Kontroversi Supersemar
Supersemar merupakan sebuah surat sakti yang dapat menggulingkan Presiden Soekarno karena tidak lama setelah surat itu diterbitkan Presiden Soekarno mundur dari jabatan dan memberikannya kepada Mayjend Soeharto untuk menjadi Presiden Republik Indonesia selanjutnya.

Terjadi beberapa perdebatan tentang Supersemar itu sendiri diantaranya sebagai berikut :

  • Menurut kesaksian salah satu pengawal kepresidenan di Istana Bogor, Letnan Satu (lettu) Sukardjo Wilardjito, ketika pengakuannya ditulis di berbagai media massa setelahReformasi 1998 yang juga menandakan berakhirnya Orde Baru dan pemerintahan Presiden Soeharto.

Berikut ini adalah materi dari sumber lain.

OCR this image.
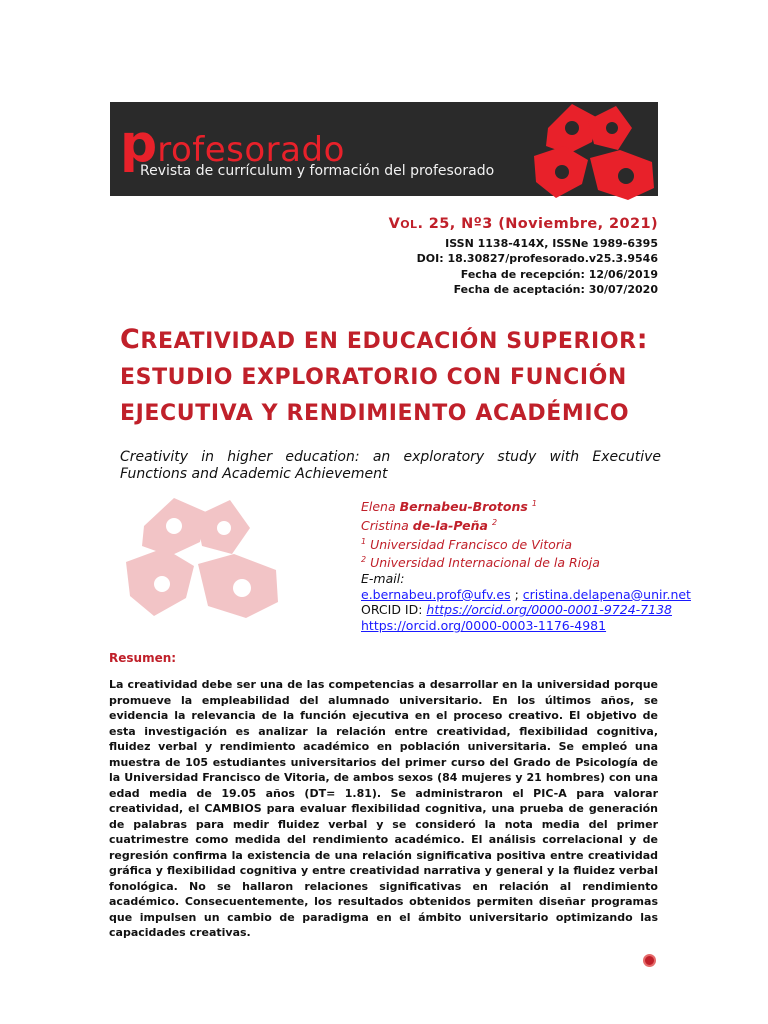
profesorado
Revista de currículum y formación del profesorado
VOL. 25, Nº3 (Noviembre, 2021)
ISSN 1138-414X, ISSNe 1989-6395
DOI: 18.30827/profesorado.v25.3.9546
Fecha de recepción: 12/06/2019
Fecha de aceptación: 30/07/2020
CREATIVIDAD EN EDUCACIÓN SUPERIOR:
ESTUDIO EXPLORATORIO CON FUNCIÓN
EJECUTIVA Y RENDIMIENTO ACADÉMICO
Creativity in higher education: an exploratory study with Executive Functions and Academic Achievement
Elena Bernabeu-Brotons $^1$
Cristina de-la-Peña $^2$
$^1$ Universidad Francisco de Vitoria
$^2$ Universidad Internacional de la Rioja
E-mail:
e.bernabeu.prof@ufv.es ; cristina.delapena@unir.net
ORCID ID: https://orcid.org/0000-0001-9724-7138
https://orcid.org/0000-0003-1176-4981
Resumen:
La creatividad debe ser una de las competencias a desarrollar en la universidad porque promueve la empleabilidad del alumnado universitario. En los últimos años, se evidencia la relevancia de la función ejecutiva en el proceso creativo. El objetivo de esta investigación es analizar la relación entre creatividad, flexibilidad cognitiva, fluidez verbal y rendimiento académico en población universitaria. Se empleó una muestra de 105 estudiantes universitarios del primer curso del Grado de Psicología de la Universidad Francisco de Vitoria, de ambos sexos (84 mujeres y 21 hombres) con una edad media de 19.05 años (DT= 1.81). Se administraron el PIC-A para valorar creatividad, el CAMBIOS para evaluar flexibilidad cognitiva, una prueba de generación de palabras para medir fluidez verbal y se consideró la nota media del primer cuatrimestre como medida del rendimiento académico. El análisis correlacional y de regresión confirma la existencia de una relación significativa positiva entre creatividad gráfica y flexibilidad cognitiva y entre creatividad narrativa y general y la fluidez verbal fonológica. No se hallaron relaciones significativas en relación al rendimiento académico. Consecuentemente, los resultados obtenidos permiten diseñar programas que impulsen un cambio de paradigma en el ámbito universitario optimizando las capacidades creativas.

Dia menyatakan bahwa perwira tinggi yang hadir ke Istana Bogor pada malam hari tanggal 11 Maret 1966 pukul 01.00 dinihari waktu setempat bukan tiga perwira melainkan empat orang perwira yakni ikutnya Brigadir jendral (Brigjen) M. Panggabean. Bahkan pada saat peristiwa Supersemar Brigjen M. Jusuf membawa map berlogo Markas Besar AD berwarna merah jambu serta Brigjen M. Pangabean dan Brigjen Basuki Rahmat menodongkan pistol kearah Presiden Soekarno dan memaksa agar Presiden Soekarno menandatangani surat itu yang menurutnya itulah Surat Perintah Sebelas Maret yang tidak jelas apa isinya. Lettu Sukardjo yang saat itu bertugas mengawal presiden, juga membalas menodongkan pistol ke arah para jenderal namun Presiden Soekarno memerintahkan Soekardjo untuk menurunkan pistolnya dan menyarungkannya. Menurutnya, Presiden kemudian menandatangani surat itu, dan setelah menandatangani, Presiden Soekarno berpesan kalau situasi sudah pulih, mandat itu harus segera dikembalikan. Pertemuan bubar dan ketika keempat perwira tinggi itu kembali ke Jakarta. Presiden Soekarno mengatakan kepada Soekardjo bahwa ia harus keluar dari istana. “Saya harus keluar dari istana, dan kamu harus hati-hati,” ujarnya menirukan pesan Presiden Soekarno. Tidak lama kemudian (sekitar berselang 30 menit) Istana Bogor sudah diduduki pasukan dari RPKAD dan Kostrad, Lettu Sukardjo dan rekan-rekan pengawalnya dilucuti kemudian ditangkap dan ditahan di sebuah Rumah Tahanan Militer dan diberhentikan dari dinas militer. Beberapa kalangan meragukan kesaksian Soekardjo Wilardjito itu, bahkan salah satu pelaku sejarah supersemar itu, Jendral (Purn) M. Jusuf, serta Jendral (purn) M Panggabean membantah peristiwa itu.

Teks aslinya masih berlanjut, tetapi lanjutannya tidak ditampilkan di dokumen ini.